Charles Ellicott Commentary


Charles Ellicott Commentary
"And Paul stood up, and beckoning with the hand said, Men of Israel, and ye that fear God, hearken:" — Acts 13:16 (ASV)
Beckoning with his hand.—The gesture was more that of one who waves his hand to command silence and attention, rather than what we commonly describe as beckoning .
This graphic touch of description, along with the full report of the speech, seems to indicate that the account originally came from someone who was present. A similar touch is found again in connection with St. Paul in Acts 21:40. It was probably, like the “fixing of the eye” mentioned in Acts 13:9, just one of the personal characteristics on which the painter-historian loved to dwell.
We may assume, as almost certain, that throughout this journey St. Paul used Greek as the common medium of communication. The verbal coincidences in Acts 13:17-18, already referred to in the Note on Acts 13:15, make this absolutely certain in this instance.
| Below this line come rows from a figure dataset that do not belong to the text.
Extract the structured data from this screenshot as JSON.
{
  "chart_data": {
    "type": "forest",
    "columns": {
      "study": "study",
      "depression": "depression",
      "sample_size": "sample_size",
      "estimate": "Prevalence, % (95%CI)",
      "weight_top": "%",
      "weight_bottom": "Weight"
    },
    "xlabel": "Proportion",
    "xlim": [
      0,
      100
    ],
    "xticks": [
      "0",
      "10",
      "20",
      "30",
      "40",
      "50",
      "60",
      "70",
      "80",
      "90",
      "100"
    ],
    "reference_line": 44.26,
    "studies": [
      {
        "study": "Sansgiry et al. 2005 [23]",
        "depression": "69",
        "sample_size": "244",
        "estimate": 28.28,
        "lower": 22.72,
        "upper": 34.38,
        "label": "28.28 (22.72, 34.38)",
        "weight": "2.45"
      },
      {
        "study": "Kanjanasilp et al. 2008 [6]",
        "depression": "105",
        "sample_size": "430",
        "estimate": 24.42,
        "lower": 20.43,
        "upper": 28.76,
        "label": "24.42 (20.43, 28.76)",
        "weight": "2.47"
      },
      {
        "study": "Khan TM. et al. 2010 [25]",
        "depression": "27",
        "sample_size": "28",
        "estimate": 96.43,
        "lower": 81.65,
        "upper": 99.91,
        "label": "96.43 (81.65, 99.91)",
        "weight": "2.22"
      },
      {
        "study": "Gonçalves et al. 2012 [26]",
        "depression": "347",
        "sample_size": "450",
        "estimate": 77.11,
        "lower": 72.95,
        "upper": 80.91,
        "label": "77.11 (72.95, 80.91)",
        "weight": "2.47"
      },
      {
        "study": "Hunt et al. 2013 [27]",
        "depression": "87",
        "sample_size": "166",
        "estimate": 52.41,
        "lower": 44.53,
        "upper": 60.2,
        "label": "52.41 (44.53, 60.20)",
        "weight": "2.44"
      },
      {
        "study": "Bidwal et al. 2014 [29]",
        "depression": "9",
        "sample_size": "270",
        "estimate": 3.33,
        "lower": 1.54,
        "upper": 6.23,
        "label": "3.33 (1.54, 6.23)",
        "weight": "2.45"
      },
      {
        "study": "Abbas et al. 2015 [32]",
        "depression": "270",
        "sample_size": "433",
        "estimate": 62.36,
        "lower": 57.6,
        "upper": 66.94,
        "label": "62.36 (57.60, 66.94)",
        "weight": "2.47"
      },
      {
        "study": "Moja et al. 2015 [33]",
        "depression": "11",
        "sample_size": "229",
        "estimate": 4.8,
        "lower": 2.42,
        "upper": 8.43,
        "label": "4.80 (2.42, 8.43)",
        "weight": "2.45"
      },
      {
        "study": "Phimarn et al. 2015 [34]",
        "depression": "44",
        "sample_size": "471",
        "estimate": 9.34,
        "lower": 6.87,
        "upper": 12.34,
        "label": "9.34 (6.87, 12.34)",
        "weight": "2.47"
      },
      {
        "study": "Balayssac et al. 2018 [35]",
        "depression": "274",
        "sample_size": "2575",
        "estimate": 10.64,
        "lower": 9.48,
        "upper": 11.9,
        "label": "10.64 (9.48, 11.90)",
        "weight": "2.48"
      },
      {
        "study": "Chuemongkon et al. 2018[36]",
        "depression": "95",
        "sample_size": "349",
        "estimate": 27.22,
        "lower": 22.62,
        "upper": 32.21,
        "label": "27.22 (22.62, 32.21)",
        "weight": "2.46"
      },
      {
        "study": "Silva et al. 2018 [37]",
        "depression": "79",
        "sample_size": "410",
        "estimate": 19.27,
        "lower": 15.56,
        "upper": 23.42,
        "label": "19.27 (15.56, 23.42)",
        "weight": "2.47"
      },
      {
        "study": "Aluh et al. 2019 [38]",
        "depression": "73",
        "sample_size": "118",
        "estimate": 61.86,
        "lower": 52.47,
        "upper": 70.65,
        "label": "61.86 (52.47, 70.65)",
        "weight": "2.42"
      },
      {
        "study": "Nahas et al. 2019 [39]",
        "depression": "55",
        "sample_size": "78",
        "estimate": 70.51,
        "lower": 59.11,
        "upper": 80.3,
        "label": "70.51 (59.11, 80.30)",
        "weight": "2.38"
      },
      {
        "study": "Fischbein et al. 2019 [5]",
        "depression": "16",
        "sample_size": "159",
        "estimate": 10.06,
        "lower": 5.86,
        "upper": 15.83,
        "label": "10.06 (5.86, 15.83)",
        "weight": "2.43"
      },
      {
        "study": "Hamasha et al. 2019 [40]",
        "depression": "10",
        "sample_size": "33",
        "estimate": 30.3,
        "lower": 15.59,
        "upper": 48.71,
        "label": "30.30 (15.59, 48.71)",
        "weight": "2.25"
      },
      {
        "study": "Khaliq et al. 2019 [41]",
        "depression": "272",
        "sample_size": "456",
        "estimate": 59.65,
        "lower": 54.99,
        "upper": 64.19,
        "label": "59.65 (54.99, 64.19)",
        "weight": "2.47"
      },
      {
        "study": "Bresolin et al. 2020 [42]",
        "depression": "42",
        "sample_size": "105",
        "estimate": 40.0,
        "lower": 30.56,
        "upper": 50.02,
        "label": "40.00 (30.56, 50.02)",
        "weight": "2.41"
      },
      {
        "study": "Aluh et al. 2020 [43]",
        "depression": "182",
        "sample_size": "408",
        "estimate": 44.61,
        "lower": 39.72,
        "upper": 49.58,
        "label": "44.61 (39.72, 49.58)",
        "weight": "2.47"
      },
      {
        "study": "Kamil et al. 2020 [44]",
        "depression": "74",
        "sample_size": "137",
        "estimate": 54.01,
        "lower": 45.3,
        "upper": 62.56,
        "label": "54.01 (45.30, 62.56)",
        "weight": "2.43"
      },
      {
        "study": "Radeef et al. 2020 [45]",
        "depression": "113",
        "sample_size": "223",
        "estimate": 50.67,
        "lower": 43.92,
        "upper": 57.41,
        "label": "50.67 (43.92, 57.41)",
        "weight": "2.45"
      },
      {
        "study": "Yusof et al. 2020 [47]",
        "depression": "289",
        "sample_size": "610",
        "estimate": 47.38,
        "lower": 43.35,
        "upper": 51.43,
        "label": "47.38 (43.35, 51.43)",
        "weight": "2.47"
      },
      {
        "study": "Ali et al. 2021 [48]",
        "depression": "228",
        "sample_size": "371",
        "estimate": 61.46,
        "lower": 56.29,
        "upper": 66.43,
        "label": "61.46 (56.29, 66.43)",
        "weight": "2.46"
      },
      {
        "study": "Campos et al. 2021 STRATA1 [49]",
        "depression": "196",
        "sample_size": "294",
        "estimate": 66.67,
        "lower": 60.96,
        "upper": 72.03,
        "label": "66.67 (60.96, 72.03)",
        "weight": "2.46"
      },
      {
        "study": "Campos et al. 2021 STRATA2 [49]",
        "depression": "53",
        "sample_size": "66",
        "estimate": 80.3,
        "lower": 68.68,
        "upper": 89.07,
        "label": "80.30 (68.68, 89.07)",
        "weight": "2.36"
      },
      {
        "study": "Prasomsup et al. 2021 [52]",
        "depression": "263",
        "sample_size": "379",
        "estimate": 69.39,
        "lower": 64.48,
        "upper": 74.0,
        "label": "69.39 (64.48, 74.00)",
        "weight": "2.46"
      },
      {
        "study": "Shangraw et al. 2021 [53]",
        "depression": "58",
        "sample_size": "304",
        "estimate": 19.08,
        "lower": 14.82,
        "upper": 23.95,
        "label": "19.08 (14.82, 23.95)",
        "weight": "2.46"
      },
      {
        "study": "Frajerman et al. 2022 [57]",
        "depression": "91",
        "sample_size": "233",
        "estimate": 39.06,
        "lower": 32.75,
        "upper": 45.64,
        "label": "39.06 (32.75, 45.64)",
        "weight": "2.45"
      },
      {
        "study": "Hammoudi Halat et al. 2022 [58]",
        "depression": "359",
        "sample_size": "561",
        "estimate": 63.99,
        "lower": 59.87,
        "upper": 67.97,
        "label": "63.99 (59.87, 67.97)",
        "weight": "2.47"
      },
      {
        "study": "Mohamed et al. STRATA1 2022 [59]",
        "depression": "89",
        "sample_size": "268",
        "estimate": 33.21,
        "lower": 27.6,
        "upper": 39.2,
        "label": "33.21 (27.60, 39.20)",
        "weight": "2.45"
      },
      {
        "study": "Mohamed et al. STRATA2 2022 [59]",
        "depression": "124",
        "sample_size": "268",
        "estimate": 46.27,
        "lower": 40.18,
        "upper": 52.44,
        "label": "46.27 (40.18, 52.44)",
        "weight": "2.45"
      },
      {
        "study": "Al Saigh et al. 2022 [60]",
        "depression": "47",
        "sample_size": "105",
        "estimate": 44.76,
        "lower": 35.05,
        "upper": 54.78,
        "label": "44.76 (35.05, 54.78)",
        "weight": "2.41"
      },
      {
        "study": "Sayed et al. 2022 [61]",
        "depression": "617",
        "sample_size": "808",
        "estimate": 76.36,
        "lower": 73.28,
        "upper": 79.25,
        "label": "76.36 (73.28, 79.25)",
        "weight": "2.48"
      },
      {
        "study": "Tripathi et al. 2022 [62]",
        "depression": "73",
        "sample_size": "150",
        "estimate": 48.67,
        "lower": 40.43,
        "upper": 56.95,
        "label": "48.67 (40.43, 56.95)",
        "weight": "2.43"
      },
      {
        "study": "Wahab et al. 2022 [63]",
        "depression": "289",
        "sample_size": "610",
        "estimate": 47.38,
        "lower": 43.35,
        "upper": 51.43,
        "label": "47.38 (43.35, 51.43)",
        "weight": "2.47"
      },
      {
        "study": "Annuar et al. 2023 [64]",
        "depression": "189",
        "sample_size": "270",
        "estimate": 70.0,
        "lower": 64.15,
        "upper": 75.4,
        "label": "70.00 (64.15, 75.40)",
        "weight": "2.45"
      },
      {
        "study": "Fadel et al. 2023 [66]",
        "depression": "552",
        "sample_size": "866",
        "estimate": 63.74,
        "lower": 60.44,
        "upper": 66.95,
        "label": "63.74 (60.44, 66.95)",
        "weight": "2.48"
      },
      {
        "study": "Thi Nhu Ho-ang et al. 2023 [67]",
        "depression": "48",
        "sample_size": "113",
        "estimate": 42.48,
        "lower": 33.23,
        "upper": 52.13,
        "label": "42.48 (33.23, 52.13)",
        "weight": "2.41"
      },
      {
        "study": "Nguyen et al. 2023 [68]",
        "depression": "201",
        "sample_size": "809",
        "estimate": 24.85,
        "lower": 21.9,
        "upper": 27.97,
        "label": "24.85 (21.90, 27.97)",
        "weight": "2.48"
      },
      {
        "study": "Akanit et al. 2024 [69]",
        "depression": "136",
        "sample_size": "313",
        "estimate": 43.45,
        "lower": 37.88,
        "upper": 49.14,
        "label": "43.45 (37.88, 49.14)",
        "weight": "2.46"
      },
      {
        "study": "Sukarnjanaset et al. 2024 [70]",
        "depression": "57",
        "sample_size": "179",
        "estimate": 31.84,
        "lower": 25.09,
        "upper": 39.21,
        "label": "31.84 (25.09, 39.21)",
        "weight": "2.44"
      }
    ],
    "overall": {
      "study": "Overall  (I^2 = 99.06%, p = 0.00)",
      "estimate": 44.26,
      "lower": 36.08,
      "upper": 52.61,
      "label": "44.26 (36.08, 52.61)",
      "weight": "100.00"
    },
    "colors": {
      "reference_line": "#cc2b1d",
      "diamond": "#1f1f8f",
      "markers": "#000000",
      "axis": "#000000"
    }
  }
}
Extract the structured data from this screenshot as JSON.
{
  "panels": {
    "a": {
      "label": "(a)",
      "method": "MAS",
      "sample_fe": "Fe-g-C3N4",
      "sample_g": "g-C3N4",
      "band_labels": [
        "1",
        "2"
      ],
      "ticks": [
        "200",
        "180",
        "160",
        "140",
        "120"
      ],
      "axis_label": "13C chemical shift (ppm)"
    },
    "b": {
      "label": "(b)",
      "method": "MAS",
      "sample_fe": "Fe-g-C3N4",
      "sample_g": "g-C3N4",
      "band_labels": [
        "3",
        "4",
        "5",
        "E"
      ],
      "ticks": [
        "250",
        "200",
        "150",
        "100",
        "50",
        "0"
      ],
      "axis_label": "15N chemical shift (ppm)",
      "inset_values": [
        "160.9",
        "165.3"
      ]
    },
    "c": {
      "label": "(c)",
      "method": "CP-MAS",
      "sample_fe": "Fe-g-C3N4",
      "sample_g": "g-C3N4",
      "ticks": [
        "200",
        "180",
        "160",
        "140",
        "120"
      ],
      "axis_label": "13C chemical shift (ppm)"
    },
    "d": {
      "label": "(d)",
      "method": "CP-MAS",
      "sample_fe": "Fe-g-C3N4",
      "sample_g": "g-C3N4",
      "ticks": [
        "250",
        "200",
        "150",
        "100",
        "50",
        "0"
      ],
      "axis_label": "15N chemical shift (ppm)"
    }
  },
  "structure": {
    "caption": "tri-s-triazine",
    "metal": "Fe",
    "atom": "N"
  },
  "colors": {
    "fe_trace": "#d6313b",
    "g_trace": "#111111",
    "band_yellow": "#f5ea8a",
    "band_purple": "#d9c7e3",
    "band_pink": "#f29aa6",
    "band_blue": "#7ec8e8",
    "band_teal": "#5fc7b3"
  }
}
Men of Israel, and you that fear God.—The latter phrase denotes, as in Acts 10:2 and Acts 10:22, those who, though in the synagogue, were of Gentile origin and had not become proselytes in the full sense of the term, but were known as the so-called “proselytes of the gate.”
Give audience.—Literally, hear you. The English phrase can be noted as an example of the use of the word “audience,” which has since been applied to the people who hear, in its original abstract sense of the act of hearing.